Matthew Rimmer, a patent law expert at the Australian National University, told Lawyers Weekly that disputes, like Apple’s lawsuit against Samsung, are hindering attempts to modernise patent law.
“Patents have been turned into weapons of war,” he said. “It’s hard to achieve a consensus in terms of patent law reform when the major companies are so split.”
Parliaments and courts must wait for the storm of litigation to pass before attempting to develop cross-jurisdictional laws, which Rimmer believes are necessary given the number of multinationals involved in patent disputes.
“I’m rather gloomy about the prospect of international patent laws with the titans of the IT and communications industry slugging it out,” he said.
The aftermath of the GFC prompted some examination of patent law, Rimmer continued. But, he added, these efforts have come too late, taking a backseat to the disputes between industry heavyweights.
He noted that the 2010 Bilski v Kappos case in the US was one instance where the US Supreme Court took steps to “recalibrate the patent system” by deciding whether business methods are patentable.
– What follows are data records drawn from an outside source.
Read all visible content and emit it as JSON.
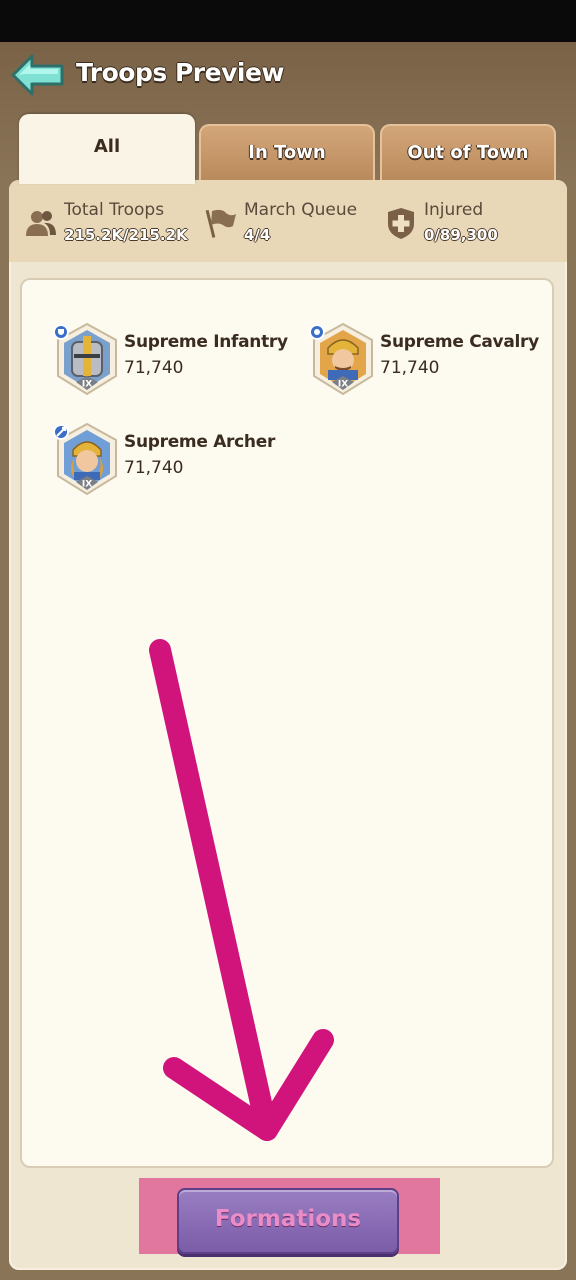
{
  "header": {
    "title": "Troops Preview"
  },
  "tabs": [
    {
      "label": "All",
      "active": true
    },
    {
      "label": "In Town",
      "active": false
    },
    {
      "label": "Out of Town",
      "active": false
    }
  ],
  "stats": {
    "total": {
      "label": "Total Troops",
      "value": "215.2K/215.2K",
      "icon": "users-icon"
    },
    "march": {
      "label": "March Queue",
      "value": "4/4",
      "icon": "flag-icon"
    },
    "injured": {
      "label": "Injured",
      "value": "0/89,300",
      "icon": "injured-cross-icon"
    }
  },
  "troops": [
    {
      "name": "Supreme Infantry",
      "count": "71,740",
      "tier": "IX"
    },
    {
      "name": "Supreme Cavalry",
      "count": "71,740",
      "tier": "IX"
    },
    {
      "name": "Supreme Archer",
      "count": "71,740",
      "tier": "IX"
    }
  ],
  "footer": {
    "formations_label": "Formations"
  },
  "colors": {
    "arrow": "#d0147c",
    "highlight": "#dc508c",
    "button": "#8a6cb6"
  }
}
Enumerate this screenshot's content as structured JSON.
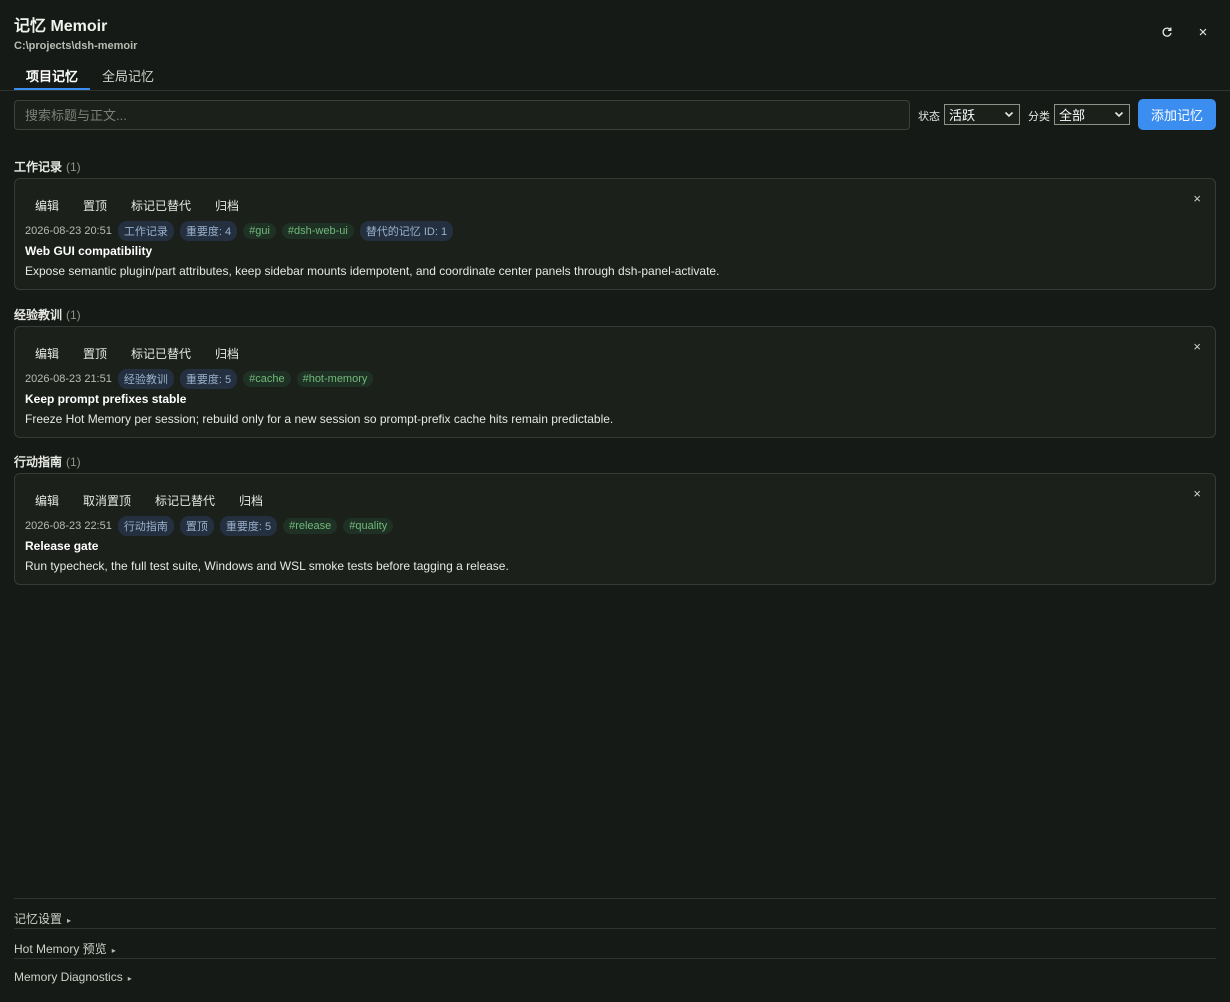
{
  "app": {
    "title": "记忆 Memoir",
    "path": "C:\\projects\\dsh-memoir"
  },
  "tabs": [
    {
      "label": "项目记忆",
      "active": true
    },
    {
      "label": "全局记忆",
      "active": false
    }
  ],
  "toolbar": {
    "search_placeholder": "搜索标题与正文...",
    "status_label": "状态",
    "status_value": "活跃",
    "category_label": "分类",
    "category_value": "全部",
    "add_label": "添加记忆"
  },
  "colors": {
    "accent": "#3b8ef0",
    "background": "#161a16",
    "card": "#1b201b"
  },
  "sections": [
    {
      "title": "工作记录",
      "count": "(1)",
      "card": {
        "actions": [
          "编辑",
          "置顶",
          "标记已替代",
          "归档"
        ],
        "date": "2026-08-23 20:51",
        "pills": [
          "工作记录",
          "重要度: 4"
        ],
        "tags": [
          "#gui",
          "#dsh-web-ui"
        ],
        "extra_pill": "替代的记忆 ID: 1",
        "title": "Web GUI compatibility",
        "body": "Expose semantic plugin/part attributes, keep sidebar mounts idempotent, and coordinate center panels through dsh-panel-activate."
      }
    },
    {
      "title": "经验教训",
      "count": "(1)",
      "card": {
        "actions": [
          "编辑",
          "置顶",
          "标记已替代",
          "归档"
        ],
        "date": "2026-08-23 21:51",
        "pills": [
          "经验教训",
          "重要度: 5"
        ],
        "tags": [
          "#cache",
          "#hot-memory"
        ],
        "title": "Keep prompt prefixes stable",
        "body": "Freeze Hot Memory per session; rebuild only for a new session so prompt-prefix cache hits remain predictable."
      }
    },
    {
      "title": "行动指南",
      "count": "(1)",
      "card": {
        "actions": [
          "编辑",
          "取消置顶",
          "标记已替代",
          "归档"
        ],
        "date": "2026-08-23 22:51",
        "pills": [
          "行动指南",
          "置顶",
          "重要度: 5"
        ],
        "tags": [
          "#release",
          "#quality"
        ],
        "title": "Release gate",
        "body": "Run typecheck, the full test suite, Windows and WSL smoke tests before tagging a release."
      }
    }
  ],
  "footer": {
    "settings": "记忆设置",
    "hot_memory": "Hot Memory 预览",
    "diagnostics": "Memory Diagnostics"
  }
}
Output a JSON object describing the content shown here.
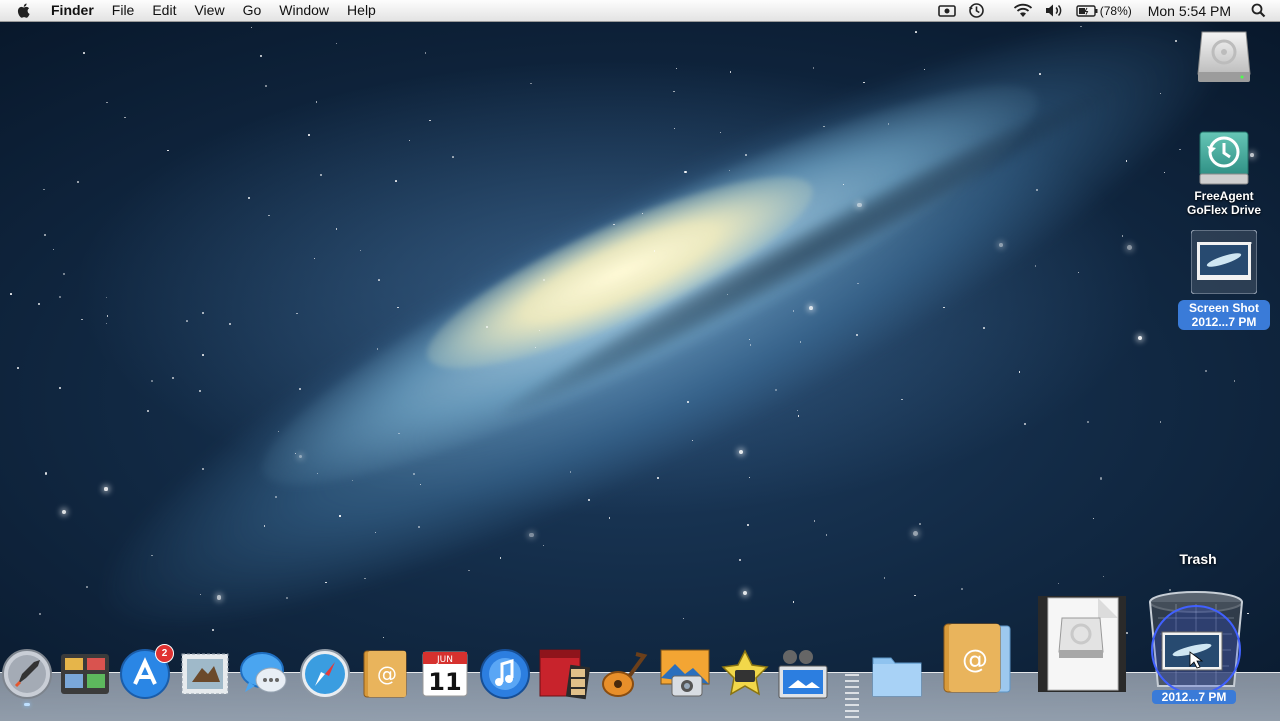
{
  "menubar": {
    "apple_icon": "apple-logo-icon",
    "app_name": "Finder",
    "menus": [
      "File",
      "Edit",
      "View",
      "Go",
      "Window",
      "Help"
    ],
    "status": {
      "icons": [
        "screen-record-icon",
        "time-machine-icon",
        "wifi-icon",
        "volume-icon",
        "battery-icon"
      ],
      "battery_percent": "(78%)",
      "clock": "Mon 5:54 PM",
      "spotlight_icon": "spotlight-search-icon"
    }
  },
  "desktop": {
    "icons": [
      {
        "name": "hard-drive-icon",
        "label": ""
      },
      {
        "name": "time-machine-drive-icon",
        "label_line1": "FreeAgent",
        "label_line2": "GoFlex Drive"
      },
      {
        "name": "screenshot-file-icon",
        "label_line1": "Screen Shot",
        "label_line2": "2012...7 PM"
      }
    ]
  },
  "dock": {
    "apps": [
      {
        "name": "launchpad-icon"
      },
      {
        "name": "mission-control-icon"
      },
      {
        "name": "app-store-icon",
        "badge": "2"
      },
      {
        "name": "mail-icon"
      },
      {
        "name": "messages-icon"
      },
      {
        "name": "safari-icon"
      },
      {
        "name": "contacts-icon"
      },
      {
        "name": "calendar-icon",
        "month": "JUN",
        "day": "11"
      },
      {
        "name": "itunes-icon"
      },
      {
        "name": "photo-booth-icon"
      },
      {
        "name": "garageband-icon"
      },
      {
        "name": "iphoto-icon"
      },
      {
        "name": "imovie-icon"
      },
      {
        "name": "preview-icon"
      }
    ],
    "stacks": [
      {
        "name": "applications-folder-icon"
      },
      {
        "name": "documents-stack-icon"
      },
      {
        "name": "downloads-stack-icon"
      }
    ],
    "trash": {
      "tooltip": "Trash",
      "dragged_file_label": "Screen Shot 2012...7 PM",
      "dragged_label_visible": "2012...7 PM"
    }
  },
  "colors": {
    "menubar_bg": "#efefef",
    "selection_blue": "#3a7bd8",
    "badge_red": "#e03232"
  }
}
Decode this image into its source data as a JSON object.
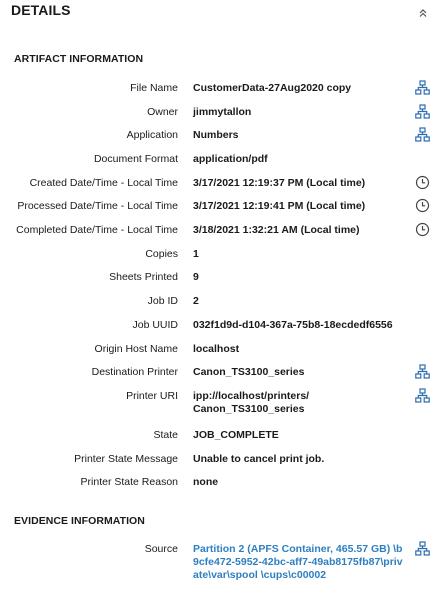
{
  "header": {
    "title": "DETAILS"
  },
  "artifact_section": {
    "title": "ARTIFACT INFORMATION"
  },
  "fields": [
    {
      "label": "File Name",
      "value": "CustomerData-27Aug2020 copy",
      "icon": "hierarchy-icon"
    },
    {
      "label": "Owner",
      "value": "jimmytallon",
      "icon": "hierarchy-icon"
    },
    {
      "label": "Application",
      "value": "Numbers",
      "icon": "hierarchy-icon"
    },
    {
      "label": "Document Format",
      "value": "application/pdf"
    },
    {
      "label": "Created Date/Time - Local Time",
      "value": "3/17/2021 12:19:37 PM (Local time)",
      "icon": "clock-icon"
    },
    {
      "label": "Processed Date/Time - Local Time",
      "value": "3/17/2021 12:19:41 PM (Local time)",
      "icon": "clock-icon"
    },
    {
      "label": "Completed Date/Time - Local Time",
      "value": "3/18/2021 1:32:21 AM (Local time)",
      "icon": "clock-icon"
    },
    {
      "label": "Copies",
      "value": "1"
    },
    {
      "label": "Sheets Printed",
      "value": "9"
    },
    {
      "label": "Job ID",
      "value": "2"
    },
    {
      "label": "Job UUID",
      "value": "032f1d9d-d104-367a-75b8-18ecdedf6556"
    },
    {
      "label": "Origin Host Name",
      "value": "localhost"
    },
    {
      "label": "Destination Printer",
      "value": "Canon_TS3100_series",
      "icon": "hierarchy-icon"
    },
    {
      "label": "Printer URI",
      "value": "ipp://localhost/printers/ Canon_TS3100_series",
      "icon": "hierarchy-icon"
    },
    {
      "label": "State",
      "value": "JOB_COMPLETE"
    },
    {
      "label": "Printer State Message",
      "value": "Unable to cancel print job."
    },
    {
      "label": "Printer State Reason",
      "value": "none"
    }
  ],
  "evidence_section": {
    "title": "EVIDENCE INFORMATION",
    "source_label": "Source",
    "source_value": "Partition 2 (APFS Container, 465.57 GB) \\b9cfe472-5952-42bc-aff7-49ab8175fb87\\private\\var\\spool \\cups\\c00002",
    "source_icon": "hierarchy-icon"
  },
  "colors": {
    "link": "#2e7fc1",
    "icon_blue": "#2b6cb0",
    "text": "#1a1a1a"
  }
}
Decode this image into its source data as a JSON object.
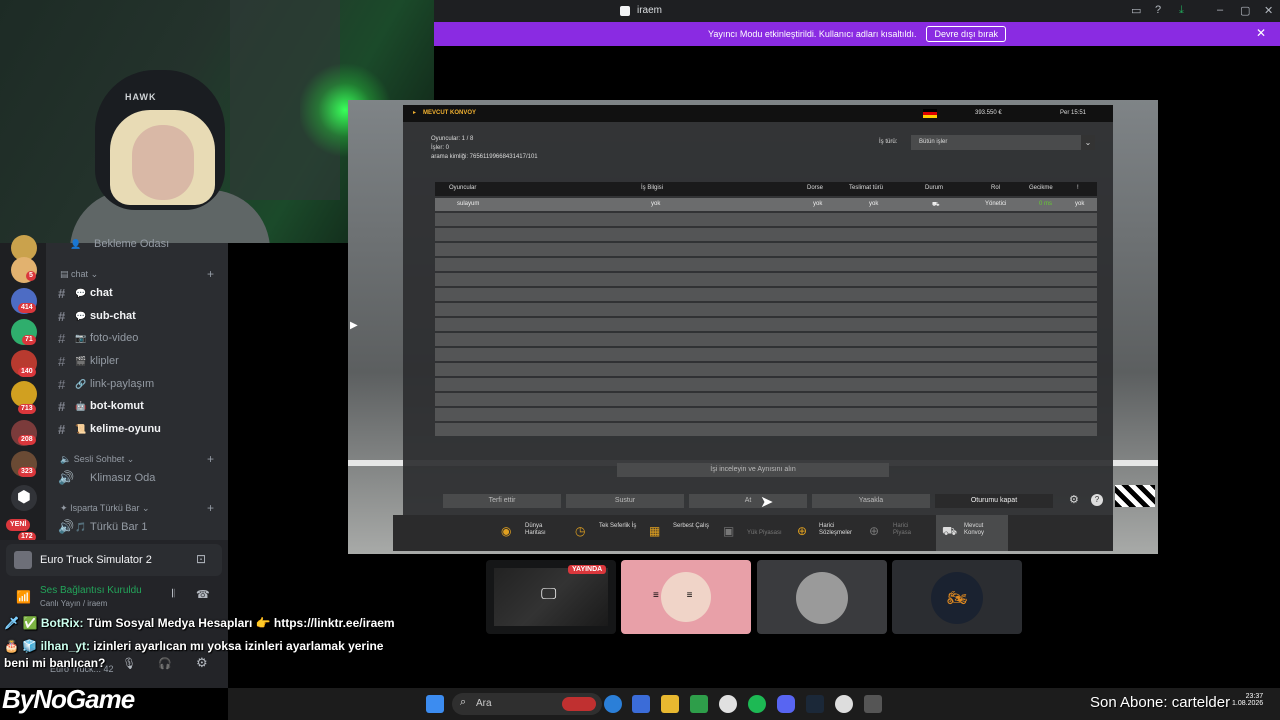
{
  "webcam": {
    "cap_text": "HAWK"
  },
  "titlebar": {
    "title": "iraem"
  },
  "notice": {
    "message": "Yayıncı Modu etkinleştirildi. Kullanıcı adları kısaltıldı.",
    "button": "Devre dışı bırak"
  },
  "servers": {
    "badges": [
      "5",
      "414",
      "71",
      "140",
      "713",
      "208",
      "323",
      "172"
    ],
    "new_label": "YENİ"
  },
  "channels": {
    "top_partial": "Bekleme Odası",
    "categories": [
      "chat",
      "Sesli Sohbet",
      "Isparta Türkü Bar"
    ],
    "items": [
      {
        "name": "chat",
        "emoji": "💬",
        "unread": true
      },
      {
        "name": "sub-chat",
        "emoji": "💬",
        "unread": true
      },
      {
        "name": "foto-video",
        "emoji": "📷",
        "unread": false
      },
      {
        "name": "klipler",
        "emoji": "🎬",
        "unread": false
      },
      {
        "name": "link-paylaşım",
        "emoji": "🔗",
        "unread": false
      },
      {
        "name": "bot-komut",
        "emoji": "🤖",
        "unread": true
      },
      {
        "name": "kelime-oyunu",
        "emoji": "📜",
        "unread": true
      }
    ],
    "voice": [
      "Klimasız Oda",
      "Türkü Bar 1"
    ]
  },
  "activity": {
    "game": "Euro Truck Simulator 2",
    "voice_status": "Ses Bağlantısı Kuruldu",
    "voice_sub": "Canlı Yayın / iraem",
    "user_partial": "Euro Truck... 42"
  },
  "game": {
    "header_title": "MEVCUT KONVOY",
    "money": "393.550 €",
    "time": "Per 15:51",
    "players": "Oyuncular: 1 / 8",
    "jobs": "İşler: 0",
    "search_id": "arama kimliği: 76561199668431417/101",
    "filter_label": "İş türü:",
    "filter_value": "Bütün işler",
    "columns": [
      "Oyuncular",
      "İş Bilgisi",
      "Dorse",
      "Teslimat türü",
      "Durum",
      "Rol",
      "Gecikme",
      "!"
    ],
    "rows": [
      {
        "player": "sulayum",
        "job": "yok",
        "trailer": "yok",
        "delivery": "yok",
        "role": "Yönetici",
        "ping": "0 ms",
        "flag": "yok"
      }
    ],
    "inspect_button": "İşi inceleyin ve Aynısını alın",
    "action_buttons": [
      "Terfi ettir",
      "Sustur",
      "At",
      "Yasakla",
      "Oturumu kapat"
    ],
    "tabs": [
      "Dünya Haritası",
      "Tek Seferlik İş",
      "Serbest Çalış",
      "Yük Piyasası",
      "Harici Sözleşmeler",
      "Harici Piyasa",
      "Mevcut Konvoy"
    ]
  },
  "stream": {
    "live_badge": "YAYINDA"
  },
  "chat": [
    {
      "user": "BotRix:",
      "text": "Tüm Sosyal Medya Hesapları 👉 https://linktr.ee/iraem"
    },
    {
      "user": "ilhan_yt:",
      "text": "izinleri ayarlıcan mı yoksa izinleri ayarlamak yerine"
    },
    {
      "user": "",
      "text": "beni mi banlıcan?"
    }
  ],
  "overlay": {
    "logo": "ByNoGame",
    "sub_label": "Son Abone: cartelder",
    "time": "23:37",
    "date": "1.08.2026"
  },
  "taskbar": {
    "search_placeholder": "Ara"
  }
}
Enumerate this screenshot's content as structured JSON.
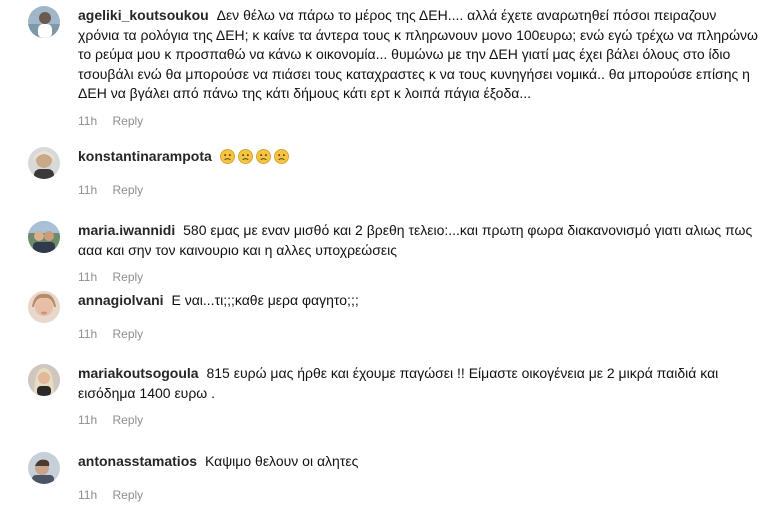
{
  "comments": [
    {
      "username": "ageliki_koutsoukou",
      "text": "Δεν θέλω να πάρω το μέρος της ΔΕΗ.... αλλά έχετε αναρωτηθεί πόσοι πειραζουν χρόνια τα ρολόγια της ΔΕΗ; κ καίνε τα άντερα τους κ πληρωνουν μονο 100ευρω; ενώ εγώ τρέχω να πληρώνω το ρεύμα μου κ προσπαθώ να κάνω κ οικονομία... θυμώνω με την ΔΕΗ γιατί μας έχει βάλει όλους στο ίδιο τσουβάλι ενώ θα μπορούσε να πιάσει τους καταχραστες κ να τους κυνηγήσει νομικά.. θα μπορούσε επίσης η ΔΕΗ να βγάλει από πάνω της κάτι δήμους κάτι ερτ κ λοιπά πάγια έξοδα...",
      "time": "11h",
      "reply": "Reply"
    },
    {
      "username": "konstantinarampota",
      "text": "",
      "emojis": [
        "crying-face-icon",
        "crying-face-icon",
        "crying-face-icon",
        "crying-face-icon"
      ],
      "time": "11h",
      "reply": "Reply"
    },
    {
      "username": "maria.iwannidi",
      "text": "580 εμας με εναν μισθό και 2 βρεθη τελειο:...και πρωτη φωρα διακανονισμό γιατι αλιως πως ααα και σην τον καινουριο και η αλλες υποχρεώσεις",
      "time": "11h",
      "reply": "Reply"
    },
    {
      "username": "annagiolvani",
      "text": "Ε ναι...τι;;;καθε μερα φαγητο;;;",
      "time": "11h",
      "reply": "Reply"
    },
    {
      "username": "mariakoutsogoula",
      "text": "815 ευρώ μας ήρθε και έχουμε παγώσει !! Είμαστε οικογένεια με 2 μικρά παιδιά και εισόδημα 1400 ευρω .",
      "time": "11h",
      "reply": "Reply"
    },
    {
      "username": "antonasstamatios",
      "text": "Καψιμο θελουν οι αλητες",
      "time": "11h",
      "reply": "Reply"
    }
  ]
}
While the court rejected the Bilski’s claim, Rimmer believes the case shows that debates around patent eligibility are, at the very least, taking place.
Bilski v Kappos was the first case in 29 years in which the court gave a ruling on whether or not a certain patent was valid. The slow-moving nature of patent law is also evident in Australia.
Rimmer referred to the local patent dispute between Apple and Samsung, which has experienced a number of delays, most recently to allow experts time to meet before giving evidence. Judge Annabelle Bennett of the Federal Court of Australia has said she is even willing to hear the case on Christmas Day just to get Samsung’s counter-claim heard.
This behaviour by IT companies has “exasperated judges in Australia and the US”, said Rimmer.
The development of international patent laws is also hindered by what Rimmer describes as the “quirks and peculiarities” of the US system; specifically, the use of a jury to decide patent infringement cases.
Rimmer argued that a jury is not capable of judging patent cases, which can be highly technical and complex.
“Ideally, you need a high level of expertise to make a judgement about patent infringement, and even the world’s finest judges find patent matters difficult,” he said.